Journalology roundup #5
Science retracts major Arabidopsis paper. "Scientist acknowledges omitting data, but denies any impropriety". Another paper and probably a career bites the dust.
The strike rate index: a new index for journal quality based on journal size and the h-index of citations. "The SRI explains more than four times the variation in citation counts compared to the impact factor". I've yet to read this properly, but it looks interesting. At some point we need to settle on some stable and useful alternatives to the Impact Factor. As an aside, I love Biomedical Digital Libaries! I would say that as it's a BioMed Central journal, but it's carving out a great niche, publishing some work of real interest to librarians, editors and others interested in scientometrics.
NEJM punishes reviewer for breaking embargo. "The New England Journal of Medicine has banned Martin Leon, a cardiologist at the Cardiovascular Research Foundation, from reviewing studies and contributing editorials or reviews for five years, as a punishment for telling colleagues at an American College of Cardiology symposium that a trial comparing medication to stents for the treatment of clogged coronaries "was rigged to fail-and it did." The data was to be presented two days later, and published in NEJM soon after". That seems a bit harsh! There are worse crimes than breaking an embargo. If journals published work online when it was ready rather than hoarding it for months to fill paper issues then there would be less temptation to break embargos.
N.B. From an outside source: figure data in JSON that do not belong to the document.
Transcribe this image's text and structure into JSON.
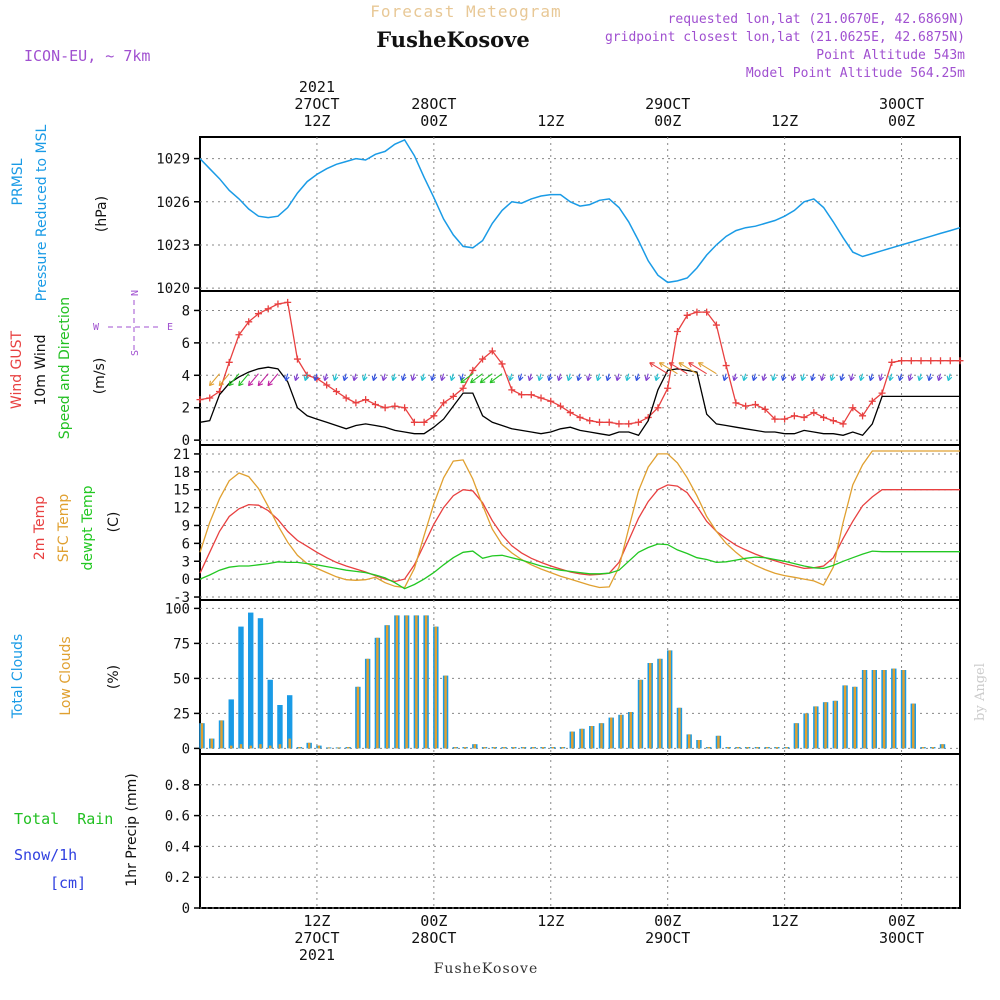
{
  "header": {
    "title": "Forecast Meteogram",
    "location": "FusheKosove",
    "model": "ICON-EU, ~ 7km",
    "requested": "requested lon,lat (21.0670E, 42.6869N)",
    "closest": "gridpoint closest lon,lat (21.0625E, 42.6875N)",
    "point_alt": "Point Altitude 543m",
    "model_alt": "Model Point Altitude 564.25m",
    "footer_location": "FusheKosove",
    "credit": "by Angel"
  },
  "colors": {
    "pressure": "#1a9be6",
    "gust": "#e84040",
    "wind": "#000000",
    "dir": "#22c022",
    "temp": "#e84040",
    "sfc": "#e0a030",
    "dew": "#22c822",
    "total_cloud": "#1a9be6",
    "low_cloud": "#e0a030",
    "rain": "#22c022",
    "snow": "#3040e0",
    "meta": "#a050d0"
  },
  "time_axis": {
    "top_labels": [
      {
        "hour": 12,
        "lines": [
          "2021",
          "27OCT",
          "12Z"
        ]
      },
      {
        "hour": 24,
        "lines": [
          "28OCT",
          "00Z"
        ]
      },
      {
        "hour": 36,
        "lines": [
          "12Z"
        ]
      },
      {
        "hour": 48,
        "lines": [
          "29OCT",
          "00Z"
        ]
      },
      {
        "hour": 60,
        "lines": [
          "12Z"
        ]
      },
      {
        "hour": 72,
        "lines": [
          "30OCT",
          "00Z"
        ]
      }
    ],
    "bottom_labels": [
      {
        "hour": 12,
        "lines": [
          "12Z",
          "27OCT",
          "2021"
        ]
      },
      {
        "hour": 24,
        "lines": [
          "00Z",
          "28OCT"
        ]
      },
      {
        "hour": 36,
        "lines": [
          "12Z"
        ]
      },
      {
        "hour": 48,
        "lines": [
          "00Z",
          "29OCT"
        ]
      },
      {
        "hour": 60,
        "lines": [
          "12Z"
        ]
      },
      {
        "hour": 72,
        "lines": [
          "00Z",
          "30OCT"
        ]
      }
    ]
  },
  "panel_labels": {
    "pressure": {
      "name1": "PRMSL",
      "name2": "Pressure Reduced to MSL",
      "unit": "(hPa)"
    },
    "wind": {
      "gust": "Wind GUST",
      "wind": "10m Wind",
      "dir": "Speed and Direction",
      "unit": "(m/s)",
      "compass_w": "W",
      "compass_e": "E",
      "compass_n": "N",
      "compass_s": "S"
    },
    "temp": {
      "t2m": "2m Temp",
      "sfc": "SFC Temp",
      "dew": "dewpt Temp",
      "unit": "(C)"
    },
    "cloud": {
      "total": "Total Clouds",
      "low": "Low Clouds",
      "unit": "(%)"
    },
    "precip": {
      "rain": "Total  Rain",
      "snow": "Snow/1h",
      "snow_unit": "[cm]",
      "axis": "1hr Precip (mm)"
    }
  },
  "chart_data": [
    {
      "type": "line",
      "name": "pressure",
      "xlabel": "",
      "ylabel": "(hPa)",
      "ylim": [
        1019.8,
        1030.5
      ],
      "yticks": [
        1020,
        1023,
        1026,
        1029
      ],
      "x": [
        0,
        1,
        2,
        3,
        4,
        5,
        6,
        7,
        8,
        9,
        10,
        11,
        12,
        13,
        14,
        15,
        16,
        17,
        18,
        19,
        20,
        21,
        22,
        23,
        24,
        25,
        26,
        27,
        28,
        29,
        30,
        31,
        32,
        33,
        34,
        35,
        36,
        37,
        38,
        39,
        40,
        41,
        42,
        43,
        44,
        45,
        46,
        47,
        48,
        49,
        50,
        51,
        52,
        53,
        54,
        55,
        56,
        57,
        58,
        59,
        60,
        61,
        62,
        63,
        64,
        65,
        66,
        67,
        68,
        69,
        70,
        71,
        72,
        73,
        74,
        75,
        76,
        77,
        78
      ],
      "values": [
        1029.0,
        1028.3,
        1027.6,
        1026.8,
        1026.2,
        1025.5,
        1025.0,
        1024.9,
        1025.0,
        1025.6,
        1026.6,
        1027.4,
        1027.9,
        1028.3,
        1028.6,
        1028.8,
        1029.0,
        1028.9,
        1029.3,
        1029.5,
        1030.0,
        1030.3,
        1029.2,
        1027.7,
        1026.3,
        1024.8,
        1023.7,
        1022.9,
        1022.8,
        1023.3,
        1024.5,
        1025.4,
        1026.0,
        1025.9,
        1026.2,
        1026.4,
        1026.5,
        1026.5,
        1026.0,
        1025.7,
        1025.8,
        1026.1,
        1026.2,
        1025.6,
        1024.6,
        1023.3,
        1021.9,
        1020.9,
        1020.4,
        1020.5,
        1020.7,
        1021.4,
        1022.3,
        1023.0,
        1023.6,
        1024.0,
        1024.2,
        1024.3,
        1024.5,
        1024.7,
        1025.0,
        1025.4,
        1026.0,
        1026.2,
        1025.6,
        1024.6,
        1023.5,
        1022.5,
        1022.2,
        1022.4,
        1022.6,
        1022.8,
        1023.0,
        1023.2,
        1023.4,
        1023.6,
        1023.8,
        1024.0,
        1024.2
      ]
    },
    {
      "type": "line",
      "name": "wind",
      "xlabel": "",
      "ylabel": "(m/s)",
      "ylim": [
        -0.3,
        9.2
      ],
      "yticks": [
        0,
        2,
        4,
        6,
        8
      ],
      "x": [
        0,
        1,
        2,
        3,
        4,
        5,
        6,
        7,
        8,
        9,
        10,
        11,
        12,
        13,
        14,
        15,
        16,
        17,
        18,
        19,
        20,
        21,
        22,
        23,
        24,
        25,
        26,
        27,
        28,
        29,
        30,
        31,
        32,
        33,
        34,
        35,
        36,
        37,
        38,
        39,
        40,
        41,
        42,
        43,
        44,
        45,
        46,
        47,
        48,
        49,
        50,
        51,
        52,
        53,
        54,
        55,
        56,
        57,
        58,
        59,
        60,
        61,
        62,
        63,
        64,
        65,
        66,
        67,
        68,
        69,
        70,
        71,
        72,
        73,
        74,
        75,
        76,
        77,
        78
      ],
      "series": [
        {
          "name": "Wind GUST",
          "values": [
            2.5,
            2.6,
            3.0,
            4.8,
            6.5,
            7.3,
            7.8,
            8.1,
            8.4,
            8.5,
            5.0,
            4.0,
            3.8,
            3.4,
            3.0,
            2.6,
            2.3,
            2.5,
            2.2,
            2.0,
            2.1,
            2.0,
            1.1,
            1.1,
            1.5,
            2.3,
            2.7,
            3.2,
            4.3,
            5.0,
            5.5,
            4.7,
            3.1,
            2.8,
            2.8,
            2.6,
            2.4,
            2.1,
            1.7,
            1.4,
            1.2,
            1.1,
            1.1,
            1.0,
            1.0,
            1.1,
            1.4,
            2.0,
            3.2,
            6.7,
            7.7,
            7.9,
            7.9,
            7.1,
            4.6,
            2.3,
            2.1,
            2.2,
            1.9,
            1.3,
            1.3,
            1.5,
            1.4,
            1.7,
            1.4,
            1.2,
            1.0,
            2.0,
            1.5,
            2.4,
            2.9,
            4.8,
            4.9,
            4.9,
            4.9,
            4.9,
            4.9,
            4.9,
            4.9
          ]
        },
        {
          "name": "10m Wind",
          "values": [
            1.1,
            1.2,
            2.8,
            3.5,
            3.9,
            4.2,
            4.4,
            4.5,
            4.4,
            3.6,
            2.0,
            1.5,
            1.3,
            1.1,
            0.9,
            0.7,
            0.9,
            1.0,
            0.9,
            0.8,
            0.6,
            0.5,
            0.4,
            0.4,
            0.8,
            1.3,
            2.1,
            2.9,
            2.9,
            1.5,
            1.1,
            0.9,
            0.7,
            0.6,
            0.5,
            0.4,
            0.5,
            0.7,
            0.8,
            0.6,
            0.5,
            0.4,
            0.3,
            0.5,
            0.5,
            0.3,
            1.2,
            3.1,
            4.3,
            4.4,
            4.3,
            4.2,
            1.6,
            1.0,
            0.9,
            0.8,
            0.7,
            0.6,
            0.5,
            0.5,
            0.4,
            0.4,
            0.6,
            0.5,
            0.4,
            0.4,
            0.3,
            0.5,
            0.3,
            1.0,
            2.7,
            2.7,
            2.7,
            2.7,
            2.7,
            2.7,
            2.7,
            2.7,
            2.7
          ]
        }
      ]
    },
    {
      "type": "line",
      "name": "temperature",
      "xlabel": "",
      "ylabel": "(C)",
      "ylim": [
        -3.5,
        22.5
      ],
      "yticks": [
        -3,
        0,
        3,
        6,
        9,
        12,
        15,
        18,
        21
      ],
      "x": [
        0,
        1,
        2,
        3,
        4,
        5,
        6,
        7,
        8,
        9,
        10,
        11,
        12,
        13,
        14,
        15,
        16,
        17,
        18,
        19,
        20,
        21,
        22,
        23,
        24,
        25,
        26,
        27,
        28,
        29,
        30,
        31,
        32,
        33,
        34,
        35,
        36,
        37,
        38,
        39,
        40,
        41,
        42,
        43,
        44,
        45,
        46,
        47,
        48,
        49,
        50,
        51,
        52,
        53,
        54,
        55,
        56,
        57,
        58,
        59,
        60,
        61,
        62,
        63,
        64,
        65,
        66,
        67,
        68,
        69,
        70,
        71,
        72,
        73,
        74,
        75,
        76,
        77,
        78
      ],
      "series": [
        {
          "name": "2m Temp",
          "values": [
            1.0,
            4.5,
            8.0,
            10.5,
            11.8,
            12.5,
            12.4,
            11.5,
            10.0,
            8.0,
            6.5,
            5.5,
            4.5,
            3.6,
            2.8,
            2.2,
            1.7,
            1.2,
            0.6,
            0.0,
            -0.4,
            0.0,
            2.4,
            5.8,
            9.2,
            12.0,
            14.0,
            15.0,
            14.8,
            12.8,
            9.8,
            7.4,
            5.6,
            4.4,
            3.5,
            2.8,
            2.2,
            1.7,
            1.2,
            0.9,
            0.7,
            0.8,
            1.0,
            2.8,
            6.5,
            10.2,
            13.0,
            15.0,
            15.8,
            15.6,
            14.5,
            12.2,
            9.7,
            8.0,
            6.8,
            5.7,
            4.9,
            4.2,
            3.6,
            3.1,
            2.6,
            2.2,
            1.8,
            1.9,
            2.2,
            3.6,
            6.8,
            9.7,
            12.3,
            13.8,
            15.0,
            15.0,
            15.0,
            15.0,
            15.0,
            15.0,
            15.0,
            15.0,
            15.0
          ]
        },
        {
          "name": "SFC Temp",
          "values": [
            4.5,
            9.5,
            13.5,
            16.5,
            17.8,
            17.2,
            15.2,
            12.2,
            9.0,
            6.2,
            4.0,
            2.6,
            1.8,
            1.1,
            0.4,
            -0.1,
            -0.2,
            -0.1,
            0.3,
            -0.6,
            -1.2,
            -1.4,
            1.8,
            7.3,
            12.6,
            17.0,
            19.8,
            20.0,
            16.8,
            12.4,
            8.4,
            5.8,
            4.4,
            3.3,
            2.4,
            1.7,
            1.1,
            0.5,
            0.0,
            -0.5,
            -1.0,
            -1.4,
            -1.3,
            2.0,
            8.5,
            14.8,
            18.8,
            21.0,
            21.0,
            19.5,
            17.0,
            14.0,
            10.5,
            8.0,
            6.0,
            4.5,
            3.2,
            2.3,
            1.6,
            1.0,
            0.6,
            0.3,
            0.0,
            -0.3,
            -1.0,
            2.0,
            9.5,
            15.8,
            19.2,
            21.5,
            21.5,
            21.5,
            21.5,
            21.5,
            21.5,
            21.5,
            21.5,
            21.5,
            21.5
          ]
        },
        {
          "name": "dewpt Temp",
          "values": [
            0.0,
            0.7,
            1.5,
            2.0,
            2.2,
            2.2,
            2.4,
            2.6,
            2.9,
            2.8,
            2.8,
            2.6,
            2.4,
            2.1,
            1.8,
            1.5,
            1.3,
            1.1,
            0.7,
            0.2,
            -0.6,
            -1.6,
            -0.9,
            0.0,
            1.1,
            2.4,
            3.6,
            4.5,
            4.7,
            3.5,
            3.9,
            4.0,
            3.6,
            3.2,
            2.7,
            2.2,
            1.8,
            1.5,
            1.3,
            1.1,
            0.9,
            0.9,
            1.0,
            1.5,
            3.0,
            4.5,
            5.3,
            5.9,
            5.8,
            4.9,
            4.3,
            3.6,
            3.3,
            2.8,
            2.9,
            3.2,
            3.5,
            3.7,
            3.6,
            3.3,
            3.0,
            2.6,
            2.2,
            1.9,
            1.8,
            2.3,
            3.0,
            3.6,
            4.2,
            4.7,
            4.6,
            4.6,
            4.6,
            4.6,
            4.6,
            4.6,
            4.6,
            4.6,
            4.6
          ]
        }
      ]
    },
    {
      "type": "bar",
      "name": "clouds",
      "xlabel": "",
      "ylabel": "(%)",
      "ylim": [
        -4,
        106
      ],
      "yticks": [
        0,
        25,
        50,
        75,
        100
      ],
      "x": [
        0,
        1,
        2,
        3,
        4,
        5,
        6,
        7,
        8,
        9,
        10,
        11,
        12,
        13,
        14,
        15,
        16,
        17,
        18,
        19,
        20,
        21,
        22,
        23,
        24,
        25,
        26,
        27,
        28,
        29,
        30,
        31,
        32,
        33,
        34,
        35,
        36,
        37,
        38,
        39,
        40,
        41,
        42,
        43,
        44,
        45,
        46,
        47,
        48,
        49,
        50,
        51,
        52,
        53,
        54,
        55,
        56,
        57,
        58,
        59,
        60,
        61,
        62,
        63,
        64,
        65,
        66,
        67,
        68,
        69,
        70,
        71,
        72,
        73,
        74,
        75,
        76
      ],
      "series": [
        {
          "name": "Total Clouds",
          "values": [
            18,
            7,
            20,
            35,
            87,
            97,
            93,
            49,
            31,
            38,
            1,
            4,
            2,
            0,
            0,
            1,
            44,
            64,
            79,
            88,
            95,
            95,
            95,
            95,
            87,
            52,
            1,
            1,
            3,
            1,
            1,
            1,
            1,
            1,
            1,
            1,
            1,
            1,
            12,
            14,
            16,
            18,
            22,
            24,
            26,
            49,
            61,
            64,
            70,
            29,
            10,
            6,
            1,
            9,
            1,
            1,
            1,
            1,
            1,
            1,
            1,
            18,
            25,
            30,
            33,
            34,
            45,
            44,
            56,
            56,
            56,
            57,
            56,
            32,
            1,
            1,
            3
          ]
        },
        {
          "name": "Low Clouds",
          "values": [
            18,
            7,
            20,
            2,
            3,
            2,
            3,
            2,
            3,
            7,
            1,
            4,
            2,
            0,
            0,
            1,
            44,
            64,
            79,
            88,
            95,
            95,
            95,
            95,
            87,
            52,
            1,
            1,
            3,
            1,
            1,
            1,
            1,
            1,
            1,
            1,
            1,
            1,
            12,
            14,
            16,
            18,
            22,
            24,
            26,
            49,
            61,
            64,
            70,
            29,
            10,
            6,
            1,
            9,
            1,
            1,
            1,
            1,
            1,
            1,
            1,
            18,
            25,
            30,
            33,
            34,
            45,
            44,
            56,
            56,
            56,
            57,
            56,
            32,
            1,
            1,
            3
          ]
        }
      ]
    },
    {
      "type": "bar",
      "name": "precipitation",
      "xlabel": "",
      "ylabel": "1hr Precip (mm)",
      "ylim": [
        0,
        1.0
      ],
      "yticks": [
        0,
        0.2,
        0.4,
        0.6,
        0.8
      ],
      "series": [
        {
          "name": "Total Rain",
          "values": []
        },
        {
          "name": "Snow/1h",
          "values": []
        }
      ]
    }
  ]
}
If it is through peer review, make it public without delay!
A bumper crop from the Cochrane Collaboration!
Editorial peer review for improving the quality of reports of biomedical studies. "Little empirical evidence is available to support the use of editorial peer review as a mechanism to ensure quality of biomedical research".
Time to publication for results of clinical trials. "Trials with positive results are published sooner than other trials".
Grey literature in meta-analyses of randomized trials of health care interventions. "Published trials tend to be larger and show an overall greater treatment effect than grey [unpublished] trials".
Full publication of results initially presented in abstracts. "Only 63% of results from abstracts describing randomized or controlled clinical trials are published in full. 'Positive' results were more frequently published than not 'positive' results. The consequence of this is that systematic reviews will tend to over-estimate treatment effects".
Technical editing of research reports in biomedical journals. "Most journals try to improve articles before publication by editing them to make them fit a 'house-style', and by other processes such as proof-reading... There is some evidence that the overall 'package' of technical editing raises the quality of articles (suggested by 'before-and-after' studies). However, there has been little rigorous research to show which processes can improve accuracy or readability the most, or if any have harmful effects". I'm a big fan of Liz Wager's work, she's one of the few out there really trying to test what editors and journals do.